Como comunidade profética, a igreja é a guardiã do passado sem ser tradicional ("A tradição é o esquecimento das origens") é fabricante do presente histórico sem ser pragmática e é desvendadora do futuro sem ser escapista. Nela, passado, presente e futuro, encontram-se e reencontram-se em diversas circunstâncias e múltiplas combinações,  sob a regência maior da Palavra.

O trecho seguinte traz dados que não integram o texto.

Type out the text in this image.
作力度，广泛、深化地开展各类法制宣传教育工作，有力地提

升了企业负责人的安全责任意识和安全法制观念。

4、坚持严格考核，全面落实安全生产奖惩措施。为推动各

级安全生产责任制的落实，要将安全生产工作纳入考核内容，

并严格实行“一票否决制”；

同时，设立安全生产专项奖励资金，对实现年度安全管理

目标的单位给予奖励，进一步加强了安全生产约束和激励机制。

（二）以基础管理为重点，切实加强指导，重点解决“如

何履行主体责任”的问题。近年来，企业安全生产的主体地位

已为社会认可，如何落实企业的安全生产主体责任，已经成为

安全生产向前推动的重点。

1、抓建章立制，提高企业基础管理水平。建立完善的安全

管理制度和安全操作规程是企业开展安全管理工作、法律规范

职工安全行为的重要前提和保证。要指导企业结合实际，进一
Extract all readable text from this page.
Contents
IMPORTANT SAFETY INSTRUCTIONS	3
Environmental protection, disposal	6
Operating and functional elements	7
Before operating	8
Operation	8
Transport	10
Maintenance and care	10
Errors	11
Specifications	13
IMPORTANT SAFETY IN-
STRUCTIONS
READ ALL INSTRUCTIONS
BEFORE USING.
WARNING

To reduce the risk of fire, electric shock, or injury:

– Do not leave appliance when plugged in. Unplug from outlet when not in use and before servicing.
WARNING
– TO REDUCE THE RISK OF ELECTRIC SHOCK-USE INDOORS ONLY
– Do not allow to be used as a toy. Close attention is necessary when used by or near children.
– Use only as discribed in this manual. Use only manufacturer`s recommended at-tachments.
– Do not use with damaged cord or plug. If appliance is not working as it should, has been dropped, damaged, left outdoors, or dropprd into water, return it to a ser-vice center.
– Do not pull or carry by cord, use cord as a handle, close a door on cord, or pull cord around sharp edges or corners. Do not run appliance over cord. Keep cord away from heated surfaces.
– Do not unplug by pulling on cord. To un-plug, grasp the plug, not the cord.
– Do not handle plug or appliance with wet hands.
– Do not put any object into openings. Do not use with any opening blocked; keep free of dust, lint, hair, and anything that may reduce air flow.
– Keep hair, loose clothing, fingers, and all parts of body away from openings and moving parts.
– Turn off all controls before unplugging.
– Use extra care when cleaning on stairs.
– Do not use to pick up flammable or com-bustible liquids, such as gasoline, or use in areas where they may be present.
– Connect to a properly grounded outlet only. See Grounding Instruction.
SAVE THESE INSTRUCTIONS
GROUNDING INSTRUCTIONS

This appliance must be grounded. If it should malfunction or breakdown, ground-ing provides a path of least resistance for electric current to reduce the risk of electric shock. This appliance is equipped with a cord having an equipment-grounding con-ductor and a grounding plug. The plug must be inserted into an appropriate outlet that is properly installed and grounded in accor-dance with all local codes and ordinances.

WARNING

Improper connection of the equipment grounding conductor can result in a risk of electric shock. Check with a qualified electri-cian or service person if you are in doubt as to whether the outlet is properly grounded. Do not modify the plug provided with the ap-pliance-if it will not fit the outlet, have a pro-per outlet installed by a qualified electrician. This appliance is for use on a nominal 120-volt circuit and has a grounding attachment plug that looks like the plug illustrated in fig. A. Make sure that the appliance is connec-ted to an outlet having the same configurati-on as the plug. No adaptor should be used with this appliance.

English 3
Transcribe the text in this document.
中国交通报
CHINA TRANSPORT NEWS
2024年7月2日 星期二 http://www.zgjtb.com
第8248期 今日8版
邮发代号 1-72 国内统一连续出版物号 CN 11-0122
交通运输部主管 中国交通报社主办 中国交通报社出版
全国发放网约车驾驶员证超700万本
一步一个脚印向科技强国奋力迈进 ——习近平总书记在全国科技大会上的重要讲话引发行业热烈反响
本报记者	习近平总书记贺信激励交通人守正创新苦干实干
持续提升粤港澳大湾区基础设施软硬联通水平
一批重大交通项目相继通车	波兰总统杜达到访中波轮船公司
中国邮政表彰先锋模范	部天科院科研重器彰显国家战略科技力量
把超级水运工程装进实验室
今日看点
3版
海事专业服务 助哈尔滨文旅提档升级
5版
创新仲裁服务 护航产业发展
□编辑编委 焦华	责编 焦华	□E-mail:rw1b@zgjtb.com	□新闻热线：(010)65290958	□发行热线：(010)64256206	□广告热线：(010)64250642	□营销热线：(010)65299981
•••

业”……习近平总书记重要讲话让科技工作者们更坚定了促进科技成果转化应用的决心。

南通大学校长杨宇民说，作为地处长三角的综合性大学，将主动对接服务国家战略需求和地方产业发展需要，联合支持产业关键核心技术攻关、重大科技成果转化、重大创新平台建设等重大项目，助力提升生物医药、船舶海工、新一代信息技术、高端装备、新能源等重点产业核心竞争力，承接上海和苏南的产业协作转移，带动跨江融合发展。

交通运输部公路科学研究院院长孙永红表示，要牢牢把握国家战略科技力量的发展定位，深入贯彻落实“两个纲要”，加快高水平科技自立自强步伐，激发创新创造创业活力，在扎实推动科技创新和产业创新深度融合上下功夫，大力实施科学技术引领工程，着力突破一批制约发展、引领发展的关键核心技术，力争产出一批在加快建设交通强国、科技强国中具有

A fonte da palavra profética é a mística. O profeta rompe as cadeias da religião formal na busca da intimidade com Javé. E é essa mesma intimidade que torna a igreja comunidade profética. Mística não significa irracionalidade, mas a percepção de que as fontes da vida estão além do entendimento. A mística sadia não rompe a estrutura da razão, mas a ultrapassa.

Por último, como comunidade profética, a igreja maneja uma palavra de dupla face. A mensagem da igreja é bênção e maldição, anúncio e denúncia. Também a igreja não se permite a banalização das palavras e não tem nenhum consolo para o opressor enquanto opressor. Deseja a conversão de todos, mas não pode omitir a palavra de juízo diante da exploração e agressão desumanizantes.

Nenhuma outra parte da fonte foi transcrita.